And people say, „Wow!“

What you — what you’ve done there is you’ve entered up — close as you came to mass is the survival of things, you see, but they kind of brushed off, they’re just all whole masses, you know, they’re all indefinite, they don’t have to be real and that sort of thing. But you’ve got this thing called worry. He’s very accustomed to worry — this worry. And he right away says, „Tsk tsk! Three cheers.“ You know. „Worry. I know what worry is.“ He’ll go out of that course thinking, „Beautiful, beautiful, absolutely beautiful, I know what worry is. Somebody thinks he’s threatened. Something’s threatening him. Therefore he worries about it. He is seeking to figure out what to do about something that is threatening him, so that is worry. And when somebody is worrying, then he feels he is being threatened or that something else is being threatened in his vicinity. Yes.“

They’ll go in the next morning to their boss, and they’ll see the boss sitting there, you know, worried like that. And they will say to the boss quite brightly, „What do you think is threatening? Is it you or the organization that you think something is threatening you or the organization? Now, what do you think the threat would be?“

And the boss says, „Well, so — and — so and so — and — so,“ and of course it isn’t a very steep gradient, it isn’t very much, there’s not very much relief to be gotten out. „Well,“ he says, „Well, if you think of it that way, that’s pretty — this Blitzen Company with that new machine that they put on the market, man, that’s going to cause us a lot of marketing, and so on. Yeah. Yeah, I’ve been worried about Blitzen Company. I feel better,“ fellow will say. Yeah, because he’s — what he’s done is make the person perceive what the person’s action in this particular department was, you see, and so he’s had a win. You get the idea? In other words, he can then see how to apply the data that you’re giving him, because he himself can see the data you’re giving him. But when he can’t see the data you’re giving him, he can’t apply it. And he flies up into the top floor of the building and adds a bunch more complexities to this data and considers that it’s very complex and that there’s no fundamental there, don’t you see? So he invents a whole bunch of nonsense with regard to this thing and misses it entirely and never gets any result with it, do you see that?

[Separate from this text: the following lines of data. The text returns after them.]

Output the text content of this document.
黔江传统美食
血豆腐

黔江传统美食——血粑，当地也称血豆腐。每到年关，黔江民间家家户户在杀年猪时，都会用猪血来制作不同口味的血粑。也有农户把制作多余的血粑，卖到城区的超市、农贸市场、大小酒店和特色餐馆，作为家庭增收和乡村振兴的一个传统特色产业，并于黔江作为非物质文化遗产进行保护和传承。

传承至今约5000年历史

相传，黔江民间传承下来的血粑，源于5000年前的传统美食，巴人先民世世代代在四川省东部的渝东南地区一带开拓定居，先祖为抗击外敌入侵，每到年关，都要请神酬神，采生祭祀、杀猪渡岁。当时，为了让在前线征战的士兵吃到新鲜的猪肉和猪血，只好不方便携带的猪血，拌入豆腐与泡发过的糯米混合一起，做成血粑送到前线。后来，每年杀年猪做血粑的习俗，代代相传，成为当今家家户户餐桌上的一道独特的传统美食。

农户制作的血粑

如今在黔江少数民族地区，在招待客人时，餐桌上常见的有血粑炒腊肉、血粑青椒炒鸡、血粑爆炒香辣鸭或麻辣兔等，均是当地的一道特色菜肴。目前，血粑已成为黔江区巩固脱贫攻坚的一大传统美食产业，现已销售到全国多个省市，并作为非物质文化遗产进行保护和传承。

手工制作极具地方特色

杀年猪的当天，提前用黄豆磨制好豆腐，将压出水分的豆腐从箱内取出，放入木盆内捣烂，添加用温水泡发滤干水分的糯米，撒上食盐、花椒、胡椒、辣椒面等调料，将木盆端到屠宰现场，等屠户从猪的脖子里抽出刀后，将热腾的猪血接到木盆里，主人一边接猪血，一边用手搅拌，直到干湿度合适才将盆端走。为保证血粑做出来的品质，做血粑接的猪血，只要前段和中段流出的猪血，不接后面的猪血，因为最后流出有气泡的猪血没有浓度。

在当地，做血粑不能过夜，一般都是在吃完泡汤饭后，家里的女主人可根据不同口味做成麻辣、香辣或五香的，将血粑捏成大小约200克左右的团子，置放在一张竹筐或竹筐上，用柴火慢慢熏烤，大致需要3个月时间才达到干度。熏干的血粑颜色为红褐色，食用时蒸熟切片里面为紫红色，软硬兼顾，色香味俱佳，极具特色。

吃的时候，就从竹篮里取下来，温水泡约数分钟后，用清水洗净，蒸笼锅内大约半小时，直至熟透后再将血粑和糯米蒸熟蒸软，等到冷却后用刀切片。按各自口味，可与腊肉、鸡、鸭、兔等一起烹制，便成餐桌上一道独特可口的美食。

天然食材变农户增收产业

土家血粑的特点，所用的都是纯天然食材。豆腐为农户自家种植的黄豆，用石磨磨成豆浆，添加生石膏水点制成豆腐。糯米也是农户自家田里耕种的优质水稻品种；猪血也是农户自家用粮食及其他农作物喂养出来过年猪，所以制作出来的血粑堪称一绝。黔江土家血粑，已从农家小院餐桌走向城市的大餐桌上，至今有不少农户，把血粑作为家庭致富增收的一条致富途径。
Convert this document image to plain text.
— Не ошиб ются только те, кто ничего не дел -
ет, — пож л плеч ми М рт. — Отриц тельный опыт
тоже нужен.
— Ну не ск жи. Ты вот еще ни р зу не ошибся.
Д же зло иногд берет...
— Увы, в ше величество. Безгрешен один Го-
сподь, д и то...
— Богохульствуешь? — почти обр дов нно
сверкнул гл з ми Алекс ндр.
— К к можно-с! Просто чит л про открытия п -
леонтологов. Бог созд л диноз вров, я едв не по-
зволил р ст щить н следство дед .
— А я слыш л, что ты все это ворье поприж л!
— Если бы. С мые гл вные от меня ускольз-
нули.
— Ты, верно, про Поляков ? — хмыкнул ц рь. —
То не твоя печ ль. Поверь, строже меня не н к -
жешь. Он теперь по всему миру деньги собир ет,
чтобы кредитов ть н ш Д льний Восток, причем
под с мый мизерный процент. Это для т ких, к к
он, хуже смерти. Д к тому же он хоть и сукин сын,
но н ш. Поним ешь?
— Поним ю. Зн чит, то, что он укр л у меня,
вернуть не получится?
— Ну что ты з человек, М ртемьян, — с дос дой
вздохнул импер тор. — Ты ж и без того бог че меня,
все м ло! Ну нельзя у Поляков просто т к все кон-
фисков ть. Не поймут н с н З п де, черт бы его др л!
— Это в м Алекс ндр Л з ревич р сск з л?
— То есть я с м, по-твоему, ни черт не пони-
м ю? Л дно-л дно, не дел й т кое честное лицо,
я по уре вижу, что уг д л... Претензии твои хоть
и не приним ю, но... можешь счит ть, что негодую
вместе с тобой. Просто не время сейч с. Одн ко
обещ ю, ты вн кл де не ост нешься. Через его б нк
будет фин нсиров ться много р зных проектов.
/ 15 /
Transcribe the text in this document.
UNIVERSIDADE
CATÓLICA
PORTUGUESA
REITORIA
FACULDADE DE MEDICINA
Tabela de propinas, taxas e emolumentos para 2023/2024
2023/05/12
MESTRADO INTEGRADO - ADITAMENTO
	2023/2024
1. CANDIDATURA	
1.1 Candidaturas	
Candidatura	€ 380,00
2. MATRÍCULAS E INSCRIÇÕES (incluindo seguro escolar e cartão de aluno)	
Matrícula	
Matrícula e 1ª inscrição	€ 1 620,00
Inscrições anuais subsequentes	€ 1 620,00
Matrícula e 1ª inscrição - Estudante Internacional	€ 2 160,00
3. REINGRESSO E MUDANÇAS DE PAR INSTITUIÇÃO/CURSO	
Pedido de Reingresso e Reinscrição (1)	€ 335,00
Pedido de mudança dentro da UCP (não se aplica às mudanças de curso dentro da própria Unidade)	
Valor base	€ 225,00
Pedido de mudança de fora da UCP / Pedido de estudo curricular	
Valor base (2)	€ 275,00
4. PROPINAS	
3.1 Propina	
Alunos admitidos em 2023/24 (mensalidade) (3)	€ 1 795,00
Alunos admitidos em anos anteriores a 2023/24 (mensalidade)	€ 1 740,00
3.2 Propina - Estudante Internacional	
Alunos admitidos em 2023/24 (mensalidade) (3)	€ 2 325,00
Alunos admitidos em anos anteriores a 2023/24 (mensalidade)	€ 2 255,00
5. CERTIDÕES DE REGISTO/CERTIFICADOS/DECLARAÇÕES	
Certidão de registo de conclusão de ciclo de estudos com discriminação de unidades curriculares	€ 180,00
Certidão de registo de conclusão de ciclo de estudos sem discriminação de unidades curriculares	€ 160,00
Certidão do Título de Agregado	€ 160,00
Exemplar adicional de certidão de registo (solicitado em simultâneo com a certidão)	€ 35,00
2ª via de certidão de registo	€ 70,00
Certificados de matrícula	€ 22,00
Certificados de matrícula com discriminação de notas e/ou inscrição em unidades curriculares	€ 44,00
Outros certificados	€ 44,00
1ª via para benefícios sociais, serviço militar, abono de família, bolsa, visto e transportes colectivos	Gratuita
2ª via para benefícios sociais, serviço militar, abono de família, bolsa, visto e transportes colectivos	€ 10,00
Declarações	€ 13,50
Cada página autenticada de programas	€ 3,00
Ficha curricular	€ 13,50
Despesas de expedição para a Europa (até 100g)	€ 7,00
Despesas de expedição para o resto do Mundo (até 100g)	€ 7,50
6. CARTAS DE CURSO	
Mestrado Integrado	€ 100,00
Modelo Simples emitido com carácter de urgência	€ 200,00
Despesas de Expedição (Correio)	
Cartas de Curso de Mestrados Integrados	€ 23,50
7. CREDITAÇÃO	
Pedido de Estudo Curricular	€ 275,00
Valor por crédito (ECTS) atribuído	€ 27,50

So you have to be very careful about gradients when you’re training. Now, in auditing a pc, if you ask a pc, „Well, what in life do you think you could — have been successful in handling?“ you’re liable to get yourself an hour or two comm lag. Because the idea of having been successful at handling anything is quite foreign. This he has never had as a cognition. He has never thought of himself as having been the successful in handling anything. And he gets a long comm lag. And he goes over this and over this and over this and he’ll finally give you an answer. And he’ll very often feel lots better for having given you the answer and for having asked the question. I’m not saying that’s too steep a gradient, don’t you see?

But that gradient would just be an upper border. It takes him a long time to answer it, don’t you see. He has to grapple with this thing for quite a while before it comes home to him. Then finally, why, he comes to a conclusion about it or he gives you an answer to it. Well, that’s not bad, when you run into that. What you want to be afraid of is glibidity. You haven’t had any new words lately; I’ve been very nice. And that isn’t a new word; I’ve used it before. He gives you very glib answers. And you very often run into this in pcs and you wonder, „Well, this fellow is so good that I couldn’t possibly process him upstairs any place because he’s there.“ You get glib. You say, „Well, what could you do?“

„Oh well, I could build the Empire State Building.“

„Well, what could you do?“

„Well, I could move Earth.“

„Well, what could you do?“

„Well, I could turn the sun off and on at will.“

„Ah, what could you do?“

„Well, I could collapse the universe,“ and so forth.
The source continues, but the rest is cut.